Sparen ist das Problem der Bewohner aus Gogols weltvergessener Provinzstadt nicht. Die nämlich vergnügen sich in einem Sumpf aus Veruntreuung, Schieberei und Amoral. Drei Kellnerinnen lassen lasziv ihre Kurven kreisen. Die beiden Gutsbesitzer (Thomas Ambrosini/Sokol Bida) – wie alle Mannsbilder des korrupten Orts in ihren bauschigen Fellhosen – protzen mit animalisch großen Sprüngen, bevor sie sich auf die Frauen stürzen. Vor den Toren der Stadt streifen zwielichtige Gestalten mit Hut und Koffer durch ein Labyrinth aus nebelverhangenen Birkenstämmen. Plakative Vergleiche will Choreograf Tomasz Kaj danski in seinem neuen Tanztheaterstück nicht ziehen. Lieber nutzt er die gesellschaftssatirische Komödie aus dem Jahr 1836 dazu, in einem unglaublichen Spieltempo die erstaunliche Typenvielfalt und Qualität seines kleinen Ensembles herauszustellen.

Nach kurzem Vorspiel gehen Kajdanskis „Revisor“-Darsteller – musikalisch mit einer Collage aus Film- und Ballettmusiken von Alfred Schnittke und Einschüben von Gundolf Nandico aufs Beste untermalt – gleich in medias res. Juan Pablo Lastras-Sanchez, eine der zentralen Persönlichkeiten der Compagnie, verkörpert athletisch-stürmisch die Rolle des Bürgermeisters, an dessen Seite Frau (rothaarig-schrill: Anna-Maria Ta-
sarz) und Tochter (verwöhnt-naiv: Charline Debons) wie zwei ungleiche Schmuckstücke glänzen. Als der vermeintliche Revisor in ihrem Haus Herberge bezieht, werfen beide sich dem eleganten Betrüger an den Hals. Eine choreografische Paradesequenz für das Trio, mit allerlei Anspielungen auch auf das klassische Formenvokabular. Die groteske Wohnzimmercharade endet in der Verlobung des liebesblinden Töchterchens mit dem Fremden: Joe Monaghan at his best.

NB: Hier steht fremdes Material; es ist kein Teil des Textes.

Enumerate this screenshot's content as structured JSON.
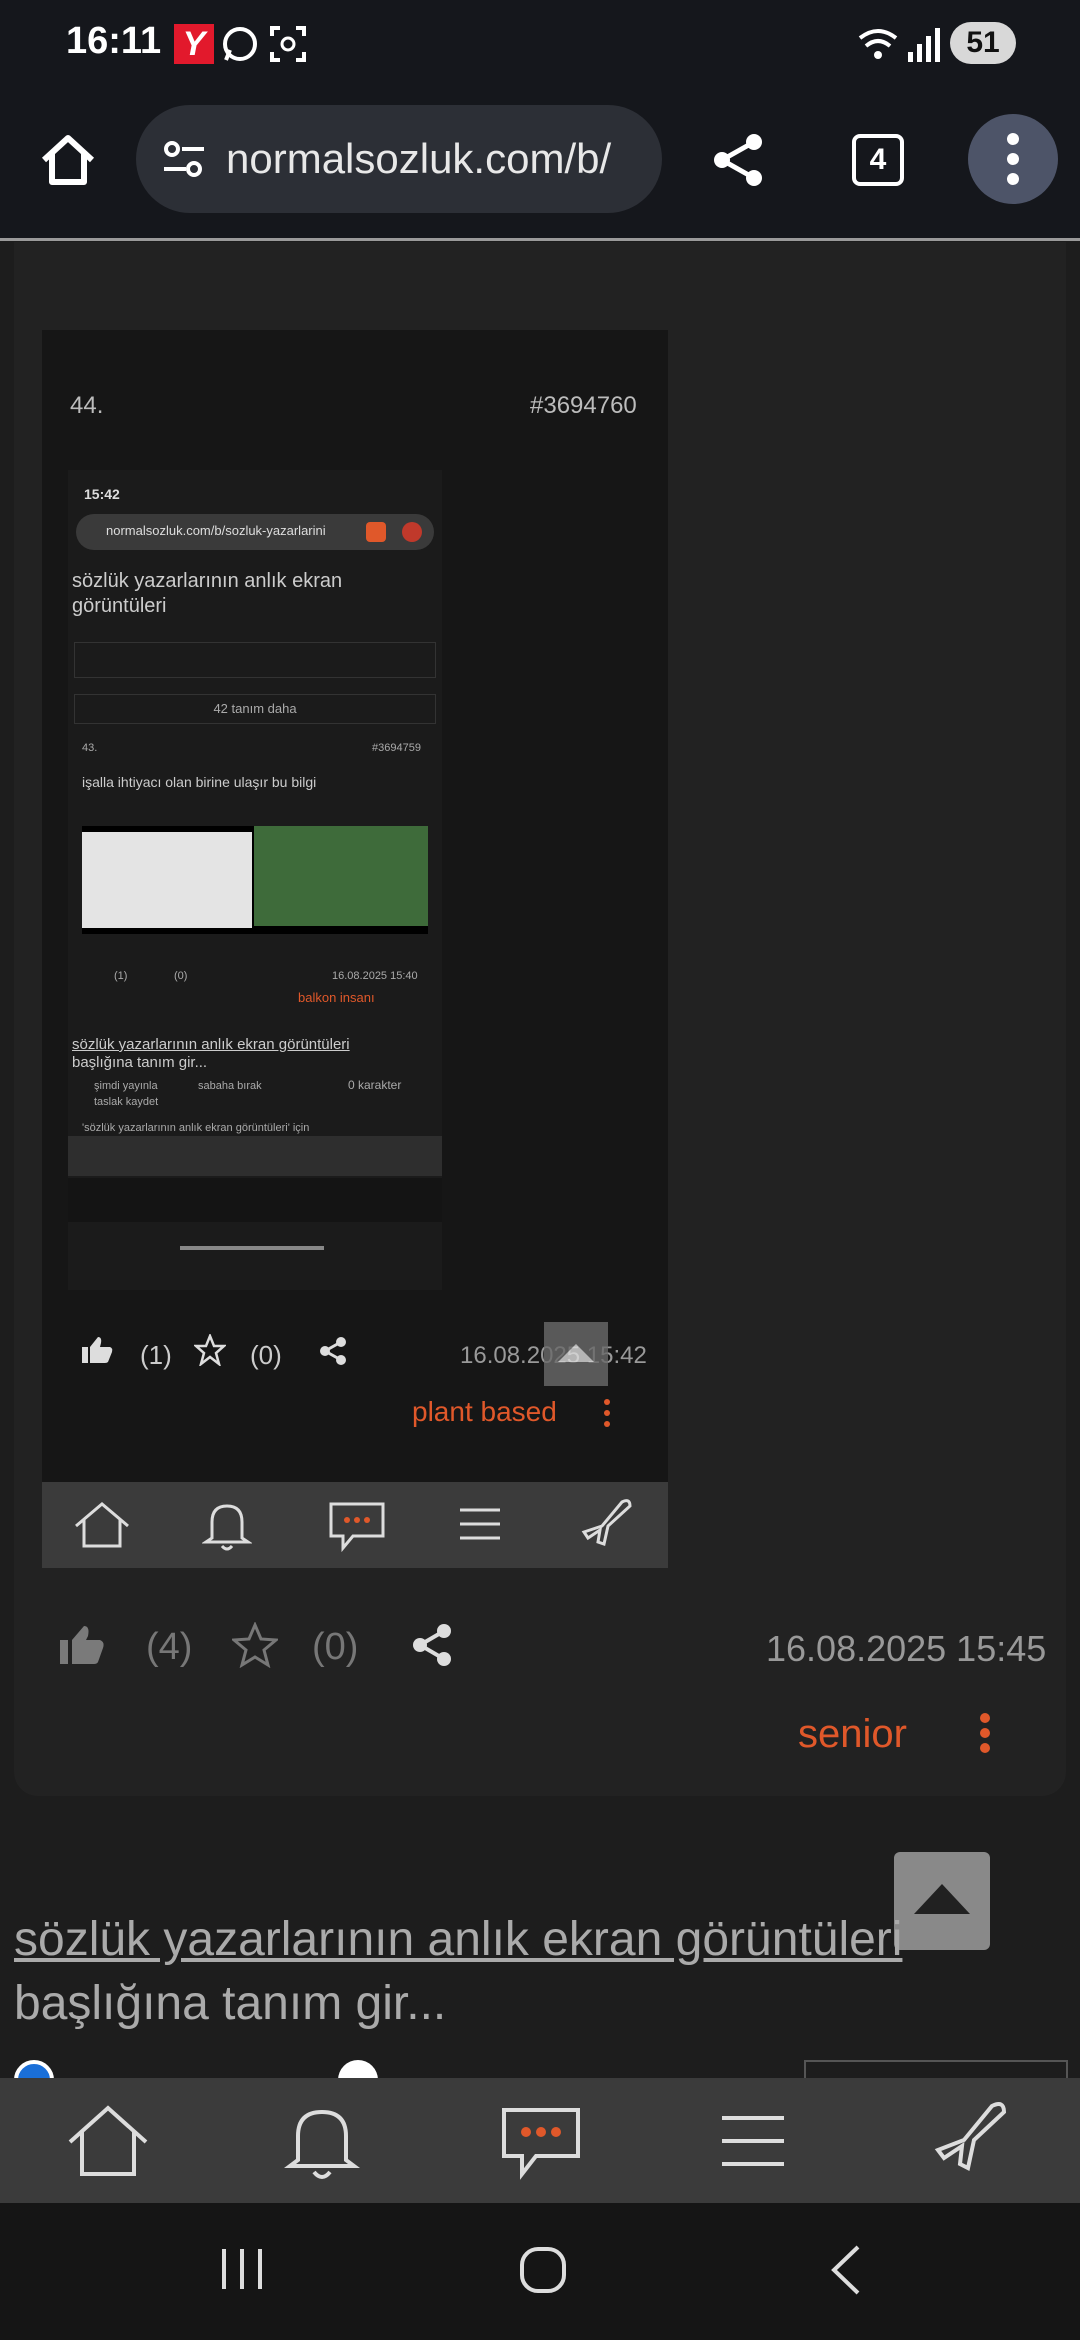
{
  "status_bar": {
    "time": "16:11",
    "battery": "51"
  },
  "browser": {
    "url": "normalsozluk.com/b/",
    "tab_count": "4"
  },
  "embedded": {
    "entry_number": "44.",
    "entry_id": "#3694760",
    "inner": {
      "time": "15:42",
      "url": "normalsozluk.com/b/sozluk-yazarlarini",
      "topic_title_line1": "sözlük yazarlarının anlık ekran",
      "topic_title_line2": "görüntüleri",
      "more_entries": "42 tanım daha",
      "entry_number": "43.",
      "entry_id": "#3694759",
      "entry_text": "işalla ihtiyacı olan birine ulaşır bu bilgi",
      "likes": "(1)",
      "favs": "(0)",
      "date": "16.08.2025 15:40",
      "author": "balkon insanı",
      "topic_link": "sözlük yazarlarının anlık ekran görüntüleri",
      "add_entry": "başlığına tanım gir...",
      "opt_publish": "şimdi yayınla",
      "opt_later": "sabaha bırak",
      "opt_draft": "taslak kaydet",
      "char_count": "0 karakter",
      "textarea_text": "'sözlük yazarlarının anlık ekran görüntüleri' için"
    },
    "likes": "(1)",
    "favs": "(0)",
    "date": "16.08.2025 15:42",
    "author": "plant based"
  },
  "entry": {
    "likes": "(4)",
    "favs": "(0)",
    "date": "16.08.2025 15:45",
    "author": "senior"
  },
  "topic": {
    "link_text": "sözlük yazarlarının anlık ekran görüntüleri",
    "add_entry_text": "başlığına tanım gir..."
  },
  "colors": {
    "accent": "#e0582a",
    "background": "#1d1d1d"
  }
}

Für die passende szenische Atmosphäre zeichnet einmal mehr Ausstatter Dorin Gal verantwortlich. Um Häuserfronten, ein Vergnügungslokal oder die gut-bürgerliche Stube zu suggerieren, genügen ihm wenige Stühle, ein rotes Sofa, ein Lüster und mobile transparente Wände. Kajdanski macht nach 75 Minuten kurzen Prozess mit der korrumpierten Gemeinde. Ein Lichtflackern später steht da – zweifelsohne ein Symbol! – ein kleiner Mann (Kajdanskis Sohn Piotr) an einen riesigen roten Stift gelehnt. Ein Bild zum Politikererweichen… Kämen sie denn mal, um eine der bedrohten Vorstellungen selbst zu sehen.

Mit einem ausverkauften Haus konnte Kajdanskis schmissige Adaption von Nikolai Gogols „Der Revisor“ am Premierentag urlaubsbedingt noch nicht punkten. Dafür mit einer grandiosen Riege Männer, von denen Kajdanski zum Ende der Spielzeit gleich drei ans Leipziger Ballett verliert: Dessau als Sprungbrett für junge Talente – Glück für Mario Schröder und für Jonathan Augereau, Joshua Swain und Enea Bakiu. Für den erfahrenen Ballettchef entspricht dieser Erfolg einem Desaster, denn keine der Stellen darf nachbesetzt werden. So startet Kaj-danski mit nur mehr acht Tänzern in seine vertragsletzte Saison! Für einen theatervollblütigen Geschichtenerzähler durchaus ein Handicap.

Vesna Mlakar

Tomasz Kajdanski: Wir brauchen die Kultur

Oper & Tanz: Will die Bevölkerung von Dessau-Roßlau weiterhin Ballett am Anhaltischen Theater sehen?
Tomasz Kajdanski: Das wollen nicht nur die Bewohner dieser Stadt, sondern von ganz Sachsen-Anhalt – so mein Eindruck. Die Leute hier wissen: Wir brauchen Kultur. Die Politik dagegen denkt: Da die Leute hier zunehmend älter werden, benötigen wir nicht mehr so viele kulturelle Institutionen. Politik scheint sich – leider – nur noch um Geld zu drehen. Menschen stehen im politischen Denken allzu oft nicht mehr im Vordergrund. Wir Künstler sind da anders. Die Menschen sind das Wichtigste. Und sie brauchen Kultur – gerade die Älteren, die schon immer den Hauptanteil der Zuschauer gestellt haben.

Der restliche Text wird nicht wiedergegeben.